Novas ondas de Covid-19

Em todas essas comunidades, a vida vai voltando ao normal. E a subnotificação, que esconde a gravidade, é um dos empecilhos, por exemplo, para convencer as pessoas a continuarem usando máscaras. A ativista Magda Gomes, do coletivo A Rocinha Resiste, não tem dúvidas de que as consequências da pandemia serão duradouras, com novas ondas.

Ela é uma das lideranças comunitárias que, junto de pesquisadores, propôs, a criação de um plano específico de combate à Covid-19 nas favelas. A proposta foi apresentada, inicialmente, à Secretaria municipal de Saúde, que não encampou a ideia. Agora, ela está em fase final para aprovação de um financiamento da Assembleia Legislativa do Rio, com coordenação executiva da Fiocruz e participação da UFRJ, UFF, Uerj, UniRio e PUC-Rio.

— Será uma forma de conhecermos melhor também, com as pesquisas, o que está acontecendo de fato, integrando as expertises locais — ressalta a sanitarista e professora Ligia Bahia, da UFRJ.

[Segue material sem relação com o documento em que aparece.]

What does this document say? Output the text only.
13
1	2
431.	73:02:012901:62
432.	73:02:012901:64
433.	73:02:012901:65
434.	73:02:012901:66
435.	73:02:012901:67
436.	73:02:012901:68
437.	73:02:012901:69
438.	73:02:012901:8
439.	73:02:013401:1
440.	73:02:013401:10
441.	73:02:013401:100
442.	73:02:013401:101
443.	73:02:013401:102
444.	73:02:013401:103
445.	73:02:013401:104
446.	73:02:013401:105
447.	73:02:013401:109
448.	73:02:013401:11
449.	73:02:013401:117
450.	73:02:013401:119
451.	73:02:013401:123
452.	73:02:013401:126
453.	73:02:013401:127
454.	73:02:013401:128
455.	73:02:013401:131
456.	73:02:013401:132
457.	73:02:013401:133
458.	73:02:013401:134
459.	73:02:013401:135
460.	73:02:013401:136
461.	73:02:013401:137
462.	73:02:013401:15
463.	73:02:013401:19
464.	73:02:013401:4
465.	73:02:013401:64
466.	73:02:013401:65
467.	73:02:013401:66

Também membro do projeto, o sociólogo Marcelo Burgos, da PUC, explica que a estratégia é implantar temporariamente em cinco comunidades, entre elas Rocinha, Maré e Alemão, polos específicos de atendimento à Covid-19, centros de isolamento assistido aos doente e de apoio social.

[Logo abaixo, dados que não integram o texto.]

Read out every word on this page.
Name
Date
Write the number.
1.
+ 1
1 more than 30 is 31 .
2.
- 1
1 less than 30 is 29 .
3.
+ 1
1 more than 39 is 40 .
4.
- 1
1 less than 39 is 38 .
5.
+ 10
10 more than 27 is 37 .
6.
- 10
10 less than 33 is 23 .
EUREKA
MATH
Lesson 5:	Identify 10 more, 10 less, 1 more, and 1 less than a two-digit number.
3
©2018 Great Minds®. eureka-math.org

—Muitas pessoas ficaram doentes e morreram em casa. Elas viveram solitariamente a doença, mesmo que os agentes de saúde estivessem em campo tentando identificá-las. Não há clareza do terreno em que estamos pisando. E vamos viver um período crítico, de inverno e consequências de flexibilização do isolamento. São pontos nos quais pretendemos atuar — diz Burgos, prevendo um custo de R$ 16 milhões para a iniciativa.